PowerVR does use a depth buffer, but in a different way than a regular(Immediate Mode Rendering) GPU
The differed part of Tile-based differed rendering means that triangles for a give scene are first processed (shaded, transformed clipped, etc. ) and saved into an intermediate buffer. Only after the entire scene is processed the tiles are rendered one by one.
Having all the processed triangles in one buffer allows the hardware to perform hidden surface removal - removing the triangles that will end up being hidden/overdrawn by other triangles. This significantly reduces the number of rendered triangles, resulting in improved performance and reduced power consumption.

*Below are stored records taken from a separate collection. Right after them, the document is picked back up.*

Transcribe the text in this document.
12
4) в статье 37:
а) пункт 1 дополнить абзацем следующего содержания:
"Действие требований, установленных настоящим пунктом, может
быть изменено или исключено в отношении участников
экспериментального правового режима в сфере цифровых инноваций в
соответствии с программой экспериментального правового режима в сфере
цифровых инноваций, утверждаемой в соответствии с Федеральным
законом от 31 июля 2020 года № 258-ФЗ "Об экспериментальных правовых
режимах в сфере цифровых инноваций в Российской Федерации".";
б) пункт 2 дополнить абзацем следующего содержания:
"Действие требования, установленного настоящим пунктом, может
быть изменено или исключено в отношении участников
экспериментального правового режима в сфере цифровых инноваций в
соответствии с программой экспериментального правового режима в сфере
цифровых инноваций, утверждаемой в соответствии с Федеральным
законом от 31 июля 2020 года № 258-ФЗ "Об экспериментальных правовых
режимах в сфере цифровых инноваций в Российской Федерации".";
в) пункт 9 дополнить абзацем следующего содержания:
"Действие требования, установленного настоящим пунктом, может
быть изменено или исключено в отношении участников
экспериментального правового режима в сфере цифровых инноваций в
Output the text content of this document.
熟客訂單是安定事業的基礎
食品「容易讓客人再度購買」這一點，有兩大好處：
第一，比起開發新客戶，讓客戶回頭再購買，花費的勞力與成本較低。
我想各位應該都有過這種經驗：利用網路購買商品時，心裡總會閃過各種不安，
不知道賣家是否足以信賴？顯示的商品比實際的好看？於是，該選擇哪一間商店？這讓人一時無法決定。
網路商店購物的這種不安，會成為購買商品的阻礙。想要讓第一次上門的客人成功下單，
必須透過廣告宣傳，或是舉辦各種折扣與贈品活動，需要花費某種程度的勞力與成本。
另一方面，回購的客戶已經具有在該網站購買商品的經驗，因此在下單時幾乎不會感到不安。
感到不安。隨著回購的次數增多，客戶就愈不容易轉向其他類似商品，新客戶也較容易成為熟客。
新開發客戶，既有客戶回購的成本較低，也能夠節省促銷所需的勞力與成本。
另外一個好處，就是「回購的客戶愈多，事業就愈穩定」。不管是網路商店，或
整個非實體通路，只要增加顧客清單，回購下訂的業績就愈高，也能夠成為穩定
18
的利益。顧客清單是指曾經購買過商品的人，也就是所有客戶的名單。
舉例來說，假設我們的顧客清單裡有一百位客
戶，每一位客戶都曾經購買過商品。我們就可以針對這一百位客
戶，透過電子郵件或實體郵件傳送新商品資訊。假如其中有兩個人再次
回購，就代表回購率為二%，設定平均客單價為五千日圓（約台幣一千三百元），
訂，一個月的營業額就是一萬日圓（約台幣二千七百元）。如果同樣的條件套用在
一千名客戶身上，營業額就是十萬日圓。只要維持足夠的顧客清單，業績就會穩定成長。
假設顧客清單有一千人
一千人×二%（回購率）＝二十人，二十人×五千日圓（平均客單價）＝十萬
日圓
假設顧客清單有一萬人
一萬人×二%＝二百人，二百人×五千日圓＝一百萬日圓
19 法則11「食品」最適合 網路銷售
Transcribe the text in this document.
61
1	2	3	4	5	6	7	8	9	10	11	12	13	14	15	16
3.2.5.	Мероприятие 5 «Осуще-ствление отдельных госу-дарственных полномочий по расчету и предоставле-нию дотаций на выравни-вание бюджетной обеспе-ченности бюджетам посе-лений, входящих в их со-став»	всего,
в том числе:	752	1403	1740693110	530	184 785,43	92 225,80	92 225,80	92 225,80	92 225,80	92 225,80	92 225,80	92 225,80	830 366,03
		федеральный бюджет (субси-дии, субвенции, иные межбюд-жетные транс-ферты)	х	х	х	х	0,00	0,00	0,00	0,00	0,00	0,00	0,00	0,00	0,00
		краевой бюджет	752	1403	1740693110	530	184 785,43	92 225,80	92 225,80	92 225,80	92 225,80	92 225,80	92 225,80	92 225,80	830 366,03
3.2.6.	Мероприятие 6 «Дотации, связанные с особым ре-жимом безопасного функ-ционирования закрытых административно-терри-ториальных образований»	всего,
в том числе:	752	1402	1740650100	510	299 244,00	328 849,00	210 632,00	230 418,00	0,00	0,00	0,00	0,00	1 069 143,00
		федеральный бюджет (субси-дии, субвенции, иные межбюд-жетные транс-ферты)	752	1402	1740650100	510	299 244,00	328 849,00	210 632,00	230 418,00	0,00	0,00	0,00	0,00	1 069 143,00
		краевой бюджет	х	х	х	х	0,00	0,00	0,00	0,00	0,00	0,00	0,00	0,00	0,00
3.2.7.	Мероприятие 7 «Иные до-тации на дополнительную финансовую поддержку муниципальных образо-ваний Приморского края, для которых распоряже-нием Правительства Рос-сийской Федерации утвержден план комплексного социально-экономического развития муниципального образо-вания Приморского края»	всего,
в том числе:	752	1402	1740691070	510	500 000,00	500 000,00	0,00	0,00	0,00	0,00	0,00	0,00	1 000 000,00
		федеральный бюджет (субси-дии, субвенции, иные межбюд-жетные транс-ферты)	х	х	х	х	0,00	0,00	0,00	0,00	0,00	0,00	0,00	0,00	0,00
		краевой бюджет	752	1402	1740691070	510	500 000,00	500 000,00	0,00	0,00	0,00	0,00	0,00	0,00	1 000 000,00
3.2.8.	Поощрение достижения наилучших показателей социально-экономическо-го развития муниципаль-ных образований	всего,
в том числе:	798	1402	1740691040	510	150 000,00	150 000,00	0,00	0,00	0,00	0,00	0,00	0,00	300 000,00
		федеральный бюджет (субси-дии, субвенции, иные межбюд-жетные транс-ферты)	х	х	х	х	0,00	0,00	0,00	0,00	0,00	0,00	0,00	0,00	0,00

Hidden surface removal typically uses something called a Tab Buffer as well as a depth buffer. (Both are small on-chip memories as they store a tile at a time)
Not sure why you're saying that PowerVR doesn't use a depth buffer. My guess is that it is just a "marketing" way of saying that there is not need to perform expensive writes and reads from system memory in order to perform depth test.
p.s
Just to add to Tommy's answer: the primary benefits of tile based differed rendering are:
- Since fragments are processed a tile at a time all color/depth/stencil buffer read and writes are performed from a fast on-chip memory. While the color buffer still has to be read/written to system memory ones per tile, in many cases the depth and stencil buffers need to be written to system memory only if it is required for later use(like your user case). System memory traffic is a significant source of power consumption... so you can see how it reduced power consumption.
- Differed rendering enables hidden surface removal. Less rendered triangles means less fragments processing, means less texture memory access.